The Port seemed to be prepared more for people to be upset about the requirement, but most people were complaining about the wait till October, they’d rather see it go in effect immediately. I was kind of shocked by that. I agree in that I’m surprised they don’t require it already, but I completely understand that the Port can’t make things required over night.
They also said several times ”This is where we’re starting.” so you can expect that over time the requirements will go up and at a minimum I’d expect them to add wreck recovery and pollution in the not so distance future.

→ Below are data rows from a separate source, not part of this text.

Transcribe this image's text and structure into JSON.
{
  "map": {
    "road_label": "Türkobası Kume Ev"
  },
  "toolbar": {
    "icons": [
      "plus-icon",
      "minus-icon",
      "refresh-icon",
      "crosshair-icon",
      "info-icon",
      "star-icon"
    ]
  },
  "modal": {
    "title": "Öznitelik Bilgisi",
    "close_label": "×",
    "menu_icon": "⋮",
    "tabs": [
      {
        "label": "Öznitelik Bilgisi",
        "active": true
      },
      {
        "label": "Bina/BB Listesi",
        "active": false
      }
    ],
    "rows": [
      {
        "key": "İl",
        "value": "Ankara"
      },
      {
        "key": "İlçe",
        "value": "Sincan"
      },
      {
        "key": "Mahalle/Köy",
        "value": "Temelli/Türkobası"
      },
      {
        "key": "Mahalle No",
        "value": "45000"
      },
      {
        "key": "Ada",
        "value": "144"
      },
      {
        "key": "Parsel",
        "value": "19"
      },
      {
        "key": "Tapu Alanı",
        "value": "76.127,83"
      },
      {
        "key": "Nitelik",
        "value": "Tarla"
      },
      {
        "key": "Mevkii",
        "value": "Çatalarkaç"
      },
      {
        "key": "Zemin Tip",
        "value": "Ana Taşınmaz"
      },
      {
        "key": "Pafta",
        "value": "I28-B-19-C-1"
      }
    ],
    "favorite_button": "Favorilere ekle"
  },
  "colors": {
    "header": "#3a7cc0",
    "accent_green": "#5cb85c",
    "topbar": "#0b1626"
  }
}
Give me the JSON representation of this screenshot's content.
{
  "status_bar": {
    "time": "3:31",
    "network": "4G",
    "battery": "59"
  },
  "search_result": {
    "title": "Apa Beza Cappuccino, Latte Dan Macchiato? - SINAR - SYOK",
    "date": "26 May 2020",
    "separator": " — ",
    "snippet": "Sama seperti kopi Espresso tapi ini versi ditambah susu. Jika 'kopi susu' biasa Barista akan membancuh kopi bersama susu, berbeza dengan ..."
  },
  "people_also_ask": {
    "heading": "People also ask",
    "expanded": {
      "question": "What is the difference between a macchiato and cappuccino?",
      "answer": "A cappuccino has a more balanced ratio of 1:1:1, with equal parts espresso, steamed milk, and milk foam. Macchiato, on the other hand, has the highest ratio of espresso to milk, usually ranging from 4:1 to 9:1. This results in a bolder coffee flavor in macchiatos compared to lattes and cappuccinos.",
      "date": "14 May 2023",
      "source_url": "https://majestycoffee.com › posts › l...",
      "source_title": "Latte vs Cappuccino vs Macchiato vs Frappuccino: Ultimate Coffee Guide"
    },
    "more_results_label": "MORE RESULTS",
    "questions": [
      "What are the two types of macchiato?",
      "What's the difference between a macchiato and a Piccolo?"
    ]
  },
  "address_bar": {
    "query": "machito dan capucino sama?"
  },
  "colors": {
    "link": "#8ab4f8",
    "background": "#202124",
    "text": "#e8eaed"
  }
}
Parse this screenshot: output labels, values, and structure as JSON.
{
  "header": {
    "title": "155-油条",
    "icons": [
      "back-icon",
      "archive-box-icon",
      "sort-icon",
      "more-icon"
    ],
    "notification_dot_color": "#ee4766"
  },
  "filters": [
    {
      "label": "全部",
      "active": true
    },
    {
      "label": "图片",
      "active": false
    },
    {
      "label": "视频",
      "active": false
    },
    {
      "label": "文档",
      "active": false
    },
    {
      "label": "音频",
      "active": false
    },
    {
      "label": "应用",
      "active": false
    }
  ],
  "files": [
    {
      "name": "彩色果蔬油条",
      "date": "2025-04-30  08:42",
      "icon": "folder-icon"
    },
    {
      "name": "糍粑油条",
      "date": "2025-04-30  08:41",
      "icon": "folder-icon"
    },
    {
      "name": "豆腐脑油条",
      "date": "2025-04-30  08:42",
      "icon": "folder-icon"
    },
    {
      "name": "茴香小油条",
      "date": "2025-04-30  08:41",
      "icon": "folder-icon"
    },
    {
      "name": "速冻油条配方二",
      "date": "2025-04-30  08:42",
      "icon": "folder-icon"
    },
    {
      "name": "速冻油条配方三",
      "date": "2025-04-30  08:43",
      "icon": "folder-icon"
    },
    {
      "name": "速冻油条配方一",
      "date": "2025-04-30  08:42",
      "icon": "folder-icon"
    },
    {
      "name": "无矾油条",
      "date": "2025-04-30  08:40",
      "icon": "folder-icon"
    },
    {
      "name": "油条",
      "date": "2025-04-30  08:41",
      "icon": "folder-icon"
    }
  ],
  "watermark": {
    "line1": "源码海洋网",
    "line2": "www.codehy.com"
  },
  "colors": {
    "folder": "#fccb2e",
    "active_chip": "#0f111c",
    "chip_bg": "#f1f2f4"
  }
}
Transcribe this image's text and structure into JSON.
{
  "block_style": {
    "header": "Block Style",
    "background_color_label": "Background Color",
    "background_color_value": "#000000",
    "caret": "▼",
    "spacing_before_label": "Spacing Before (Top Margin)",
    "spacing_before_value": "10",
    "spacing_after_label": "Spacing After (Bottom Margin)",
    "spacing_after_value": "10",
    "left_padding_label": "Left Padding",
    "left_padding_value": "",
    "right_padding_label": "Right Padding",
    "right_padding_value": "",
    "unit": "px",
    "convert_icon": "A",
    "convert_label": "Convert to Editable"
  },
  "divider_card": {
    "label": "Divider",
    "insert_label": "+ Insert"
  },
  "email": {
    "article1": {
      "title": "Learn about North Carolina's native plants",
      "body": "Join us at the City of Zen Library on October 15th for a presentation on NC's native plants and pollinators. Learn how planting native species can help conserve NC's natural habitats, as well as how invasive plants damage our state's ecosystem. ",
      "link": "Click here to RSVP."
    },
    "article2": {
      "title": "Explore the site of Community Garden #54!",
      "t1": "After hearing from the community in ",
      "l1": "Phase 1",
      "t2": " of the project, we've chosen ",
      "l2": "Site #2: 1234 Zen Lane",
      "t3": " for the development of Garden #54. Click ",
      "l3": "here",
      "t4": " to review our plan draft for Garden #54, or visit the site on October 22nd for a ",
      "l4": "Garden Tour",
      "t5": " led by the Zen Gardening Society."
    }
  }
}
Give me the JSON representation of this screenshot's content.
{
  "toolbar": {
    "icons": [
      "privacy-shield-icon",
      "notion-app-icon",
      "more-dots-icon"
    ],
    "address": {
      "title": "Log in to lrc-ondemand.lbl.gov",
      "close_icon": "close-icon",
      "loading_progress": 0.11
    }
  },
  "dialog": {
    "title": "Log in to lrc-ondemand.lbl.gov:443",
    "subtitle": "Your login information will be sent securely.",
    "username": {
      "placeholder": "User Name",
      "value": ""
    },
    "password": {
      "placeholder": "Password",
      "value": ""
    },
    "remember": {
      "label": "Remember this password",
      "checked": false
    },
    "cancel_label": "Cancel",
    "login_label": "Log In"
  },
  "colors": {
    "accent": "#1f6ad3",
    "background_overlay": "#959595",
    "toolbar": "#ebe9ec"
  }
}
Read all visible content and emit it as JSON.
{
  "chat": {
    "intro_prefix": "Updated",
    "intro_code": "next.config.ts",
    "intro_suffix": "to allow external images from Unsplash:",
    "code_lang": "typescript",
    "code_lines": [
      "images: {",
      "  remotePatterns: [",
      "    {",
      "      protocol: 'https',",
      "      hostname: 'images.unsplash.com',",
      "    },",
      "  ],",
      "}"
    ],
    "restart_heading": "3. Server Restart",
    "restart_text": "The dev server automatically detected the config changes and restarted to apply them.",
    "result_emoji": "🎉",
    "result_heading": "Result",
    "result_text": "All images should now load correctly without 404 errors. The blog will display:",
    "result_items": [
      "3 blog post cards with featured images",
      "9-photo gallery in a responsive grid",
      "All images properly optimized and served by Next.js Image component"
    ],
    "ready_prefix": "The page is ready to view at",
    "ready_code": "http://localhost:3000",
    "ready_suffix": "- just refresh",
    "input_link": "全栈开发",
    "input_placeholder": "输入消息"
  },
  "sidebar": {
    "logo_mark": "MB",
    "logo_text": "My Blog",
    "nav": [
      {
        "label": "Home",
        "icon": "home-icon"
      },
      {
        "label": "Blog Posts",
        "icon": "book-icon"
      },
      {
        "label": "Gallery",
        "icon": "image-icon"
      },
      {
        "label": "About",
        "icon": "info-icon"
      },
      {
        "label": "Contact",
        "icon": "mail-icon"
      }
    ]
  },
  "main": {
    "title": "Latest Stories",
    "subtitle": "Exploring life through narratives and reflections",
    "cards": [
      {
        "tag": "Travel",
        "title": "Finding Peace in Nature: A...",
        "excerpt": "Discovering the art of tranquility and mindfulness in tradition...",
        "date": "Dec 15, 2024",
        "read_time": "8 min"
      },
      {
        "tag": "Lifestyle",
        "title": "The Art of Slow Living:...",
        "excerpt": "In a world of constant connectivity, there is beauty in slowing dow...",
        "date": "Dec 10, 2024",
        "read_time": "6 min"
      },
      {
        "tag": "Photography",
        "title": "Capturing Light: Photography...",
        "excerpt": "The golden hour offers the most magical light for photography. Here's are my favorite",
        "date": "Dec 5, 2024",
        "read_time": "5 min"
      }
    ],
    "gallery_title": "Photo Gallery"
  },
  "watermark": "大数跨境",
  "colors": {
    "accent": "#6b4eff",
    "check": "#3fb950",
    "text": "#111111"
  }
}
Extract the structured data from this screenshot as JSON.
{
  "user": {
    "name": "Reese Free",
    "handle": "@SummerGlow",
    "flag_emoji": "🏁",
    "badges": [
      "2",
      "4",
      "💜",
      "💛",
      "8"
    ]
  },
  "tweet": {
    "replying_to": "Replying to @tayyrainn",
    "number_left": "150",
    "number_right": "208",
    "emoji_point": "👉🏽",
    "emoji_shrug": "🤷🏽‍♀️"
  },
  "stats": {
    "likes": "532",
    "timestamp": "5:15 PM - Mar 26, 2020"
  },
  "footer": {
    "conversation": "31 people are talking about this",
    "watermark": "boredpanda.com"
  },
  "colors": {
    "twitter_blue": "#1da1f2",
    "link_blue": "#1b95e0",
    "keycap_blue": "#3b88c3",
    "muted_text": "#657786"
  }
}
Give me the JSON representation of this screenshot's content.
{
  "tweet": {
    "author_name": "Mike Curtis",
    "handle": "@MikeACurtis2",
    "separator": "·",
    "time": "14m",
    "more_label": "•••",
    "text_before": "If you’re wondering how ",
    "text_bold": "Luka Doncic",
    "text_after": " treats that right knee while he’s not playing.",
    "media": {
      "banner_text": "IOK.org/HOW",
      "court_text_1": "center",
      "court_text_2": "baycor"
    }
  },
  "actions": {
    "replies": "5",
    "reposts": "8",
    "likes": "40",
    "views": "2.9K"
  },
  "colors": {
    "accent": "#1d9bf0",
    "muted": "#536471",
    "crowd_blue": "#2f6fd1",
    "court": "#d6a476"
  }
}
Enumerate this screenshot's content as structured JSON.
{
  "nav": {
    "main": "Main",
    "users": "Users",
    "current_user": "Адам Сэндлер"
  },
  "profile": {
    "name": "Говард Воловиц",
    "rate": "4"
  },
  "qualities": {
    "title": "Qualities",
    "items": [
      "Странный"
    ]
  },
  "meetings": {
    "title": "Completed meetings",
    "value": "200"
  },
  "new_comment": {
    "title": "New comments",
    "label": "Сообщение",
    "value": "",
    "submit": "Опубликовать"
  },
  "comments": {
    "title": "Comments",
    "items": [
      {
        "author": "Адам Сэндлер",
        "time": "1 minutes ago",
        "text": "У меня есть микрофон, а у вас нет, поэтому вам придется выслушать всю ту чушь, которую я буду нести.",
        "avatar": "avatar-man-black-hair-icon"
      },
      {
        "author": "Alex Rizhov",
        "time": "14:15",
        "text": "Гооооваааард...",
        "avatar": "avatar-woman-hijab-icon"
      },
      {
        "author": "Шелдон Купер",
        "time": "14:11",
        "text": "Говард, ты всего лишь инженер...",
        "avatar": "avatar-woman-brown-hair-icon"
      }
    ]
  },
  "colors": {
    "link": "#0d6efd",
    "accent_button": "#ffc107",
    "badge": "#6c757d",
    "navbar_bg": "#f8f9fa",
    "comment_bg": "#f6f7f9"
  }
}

We made is safe and sound (no pun intended) from Blaine to Ballard this weekend. The first three or four hours of the trip while we crossed the Alden Banks and until the very northern edge of the San Juan Islands we’re pretty unpleasant. The seas were very disturbed (i.e., going in all directions) because of the 4 foot swell out of the N and the 1-3 foot wind waves out of the South. It us made us buckle down a bit and get serious about the trip which was good. At that point we were preparing ourselves for a repeat or worse as we crossed the Strait of Juan De Fuca. But as we we enjoyed the peaceful coastal waters of the San Juan Islands and entered the strait, we were pleasantly surprised that the water was calms as could be. You seriously could water skied out there. To top it off the sun was out a bit; it was still a little chilly but nice to see the sun just the same. We spent the night in Hudson Point Marina at Port Townsend and had a nice walk around the town, some wine, some food. Port Townsend is a great little town and one I look forward to visiting again.
Sunday we departed for Shilshole and actually sailed for a few hours, but the winds were light and we were on a schedule so we fired up the iron sail and motored into Shilshole Bay Marina. D-Dock is our new home temporarily while we wait for a permanent slip. We may need to sublet again or move around the sound, but for now until the end of August Deep Playa is a scant 15 minutes away as opposed to 2 hours!
Sunday we stayed a The Dinghy (our condo) but Monday night after work we visited Deep Playa to have dinner and we had our first visitor. Our friend Anna stopped by and shared some wine and food. It was great to see her as she will be soon leaving town for a few weeks. So now we have a guest book photo set on Flickr, hopefully you will stop by and join Anna’s photo in the archive.
With the boat closer to home we can focus on the chores to be done, first and foremost ripping out the toilet and holding bag (yes bag) and putting in the composting head, more to come on that for sure!